Turn the wire rack every 5 mins so the excess whey drains off.
Once set and the mould has been removed burn with a gas gun to give the cheese a caramelised top.
200ml whey juice (this is what comes from the milk when it is made into cheese)
½ teaspoon Atlantic salt (as the whey juice is salted this also contributes to the flavour)
250g Yorkshire milled Organic flour- plain flour (must be plain -as strong flour does not give the lightness for the scone)
1 teaspoon bicarbonate of soda
Sieve the flour with the salt and bicarbonate of soda
Add the whey and lightly mix with finger tips, do not stir in the mix.
It is very important that the mix is barely moved around so it remains very light.
Tip the mix out onto a lightly floured surface
Add a light dusting of flour on the top.
Pat the mixture very gently with your fingers to level the top.
Cut the circle shape into pizza style slices using a lightly floured knife or palette knife.
Lift the pieces of scone into a dry frying pan on a moderate heat using a palette knife – do not use your fingers.
Place the scones in a dry frying pan and then place a damp cloth (like a tea towel) over the pan and fold the edges of the cloth in so it does not burn on the heat.
This allows the scone to remain moist as it is cooking.
When you have a golden brown caramelisation to the scone, gently release the scone from the base of the pan (it is important the frying pan is none stick), turn it over and cook again until the scone is cooked through (much like a steak would brown on one side then turn over)

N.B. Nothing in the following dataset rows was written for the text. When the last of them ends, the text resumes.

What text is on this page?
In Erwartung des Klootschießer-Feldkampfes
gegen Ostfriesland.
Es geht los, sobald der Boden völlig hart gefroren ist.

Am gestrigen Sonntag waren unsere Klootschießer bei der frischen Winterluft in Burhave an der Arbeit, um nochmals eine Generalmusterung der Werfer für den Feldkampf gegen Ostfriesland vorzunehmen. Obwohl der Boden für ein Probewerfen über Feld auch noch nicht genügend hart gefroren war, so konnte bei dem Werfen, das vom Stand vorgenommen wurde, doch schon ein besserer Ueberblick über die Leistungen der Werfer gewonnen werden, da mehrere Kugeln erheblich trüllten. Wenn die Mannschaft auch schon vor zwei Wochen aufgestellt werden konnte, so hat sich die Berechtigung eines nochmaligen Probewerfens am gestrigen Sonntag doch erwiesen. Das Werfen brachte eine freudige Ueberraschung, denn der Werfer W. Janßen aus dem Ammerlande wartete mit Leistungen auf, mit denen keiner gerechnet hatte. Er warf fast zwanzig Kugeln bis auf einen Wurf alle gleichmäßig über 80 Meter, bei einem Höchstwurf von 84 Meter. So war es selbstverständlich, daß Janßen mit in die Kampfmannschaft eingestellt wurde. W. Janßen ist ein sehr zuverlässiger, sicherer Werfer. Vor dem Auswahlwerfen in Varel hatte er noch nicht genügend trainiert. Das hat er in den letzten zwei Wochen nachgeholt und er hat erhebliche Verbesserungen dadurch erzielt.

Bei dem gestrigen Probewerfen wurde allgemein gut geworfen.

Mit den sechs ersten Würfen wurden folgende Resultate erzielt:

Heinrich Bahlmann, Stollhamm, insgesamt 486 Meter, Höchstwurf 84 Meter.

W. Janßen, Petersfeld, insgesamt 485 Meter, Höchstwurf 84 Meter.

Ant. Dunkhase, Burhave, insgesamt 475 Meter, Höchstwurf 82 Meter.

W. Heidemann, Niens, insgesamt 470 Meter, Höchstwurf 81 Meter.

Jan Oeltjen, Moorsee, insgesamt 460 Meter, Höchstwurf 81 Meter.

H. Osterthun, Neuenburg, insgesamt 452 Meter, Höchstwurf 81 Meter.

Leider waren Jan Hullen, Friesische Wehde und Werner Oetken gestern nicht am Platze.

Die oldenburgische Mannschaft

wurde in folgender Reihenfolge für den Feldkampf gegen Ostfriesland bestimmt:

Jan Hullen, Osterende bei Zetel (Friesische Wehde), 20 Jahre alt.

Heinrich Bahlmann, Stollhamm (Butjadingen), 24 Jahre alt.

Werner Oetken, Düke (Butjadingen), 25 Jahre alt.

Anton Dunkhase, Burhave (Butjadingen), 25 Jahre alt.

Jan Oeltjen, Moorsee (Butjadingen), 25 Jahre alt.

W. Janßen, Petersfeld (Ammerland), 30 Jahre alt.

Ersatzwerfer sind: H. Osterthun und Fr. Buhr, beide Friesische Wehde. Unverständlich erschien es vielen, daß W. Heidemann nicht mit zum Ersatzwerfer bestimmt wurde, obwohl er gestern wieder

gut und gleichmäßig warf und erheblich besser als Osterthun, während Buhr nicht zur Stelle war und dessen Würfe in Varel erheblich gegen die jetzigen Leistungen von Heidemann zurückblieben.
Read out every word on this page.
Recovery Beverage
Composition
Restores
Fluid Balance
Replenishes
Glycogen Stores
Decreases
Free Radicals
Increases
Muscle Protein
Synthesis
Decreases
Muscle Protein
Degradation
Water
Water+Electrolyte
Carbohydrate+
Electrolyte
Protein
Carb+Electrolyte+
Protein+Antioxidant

This will take up to 15 mins.
Once cooled re heat the scone in the oven again with a damp cloth over the top so it does not dry out.
Remove from the heat and trim the edges of the scone and serve warm.
Crispy Style Bacon
We are using bacon cured with the butcher and myself at Leeds City College. A simple salted cure and very slightly smoked gives the bacon a fitting finish going with the dish.
Slice the bacon with a meat slicer until thin and continue.
Thinly slice the bacon and cook in between two trays in the oven so the bacon stays very flat. When par cooked (after around 10 minutes 170oc), remove and trim the bacon into julienne style (almost matchstick style) strips of thin crispy shards that go together to almost form a haystack look of crispy bacon.
1 litre of double cream
2 teaspoons of Maldon sea salt
1 small bunch of chives finely cut into sippets.
Simply whisk the cream gently in a kitchen aid until the cream starts to split (best to do at a slow speed).
Once the cream has split (this usually takes around 3 minutes), place the butter solids into a bowl of cold water for 5 minutes.
Now remove and place into a clean bowl with the chopped chives and the Maldon salt
Take care when mixing as extra butter milk will appear and needs to be removed.
Roll the chive butter into a cling film log shape and tie at both ends and then set in a refrigerator.
Slice when required, peel off the cling film and serve on the plate with the other ingredients.
Fresh Sprouting Beans, Yorkshire Rapeseed oil
1 tablespoon of fresh sprouting (Super Food) beans from W.S. Bentleys growers, West Yorkshire (Mung beans, lentils, chick peas etc raw)
1 tablespoon of Lemon Rapeseed oil
Salt and pepper
Use the lemon oil to pour a thin band over the beans and sprouting peas and serve.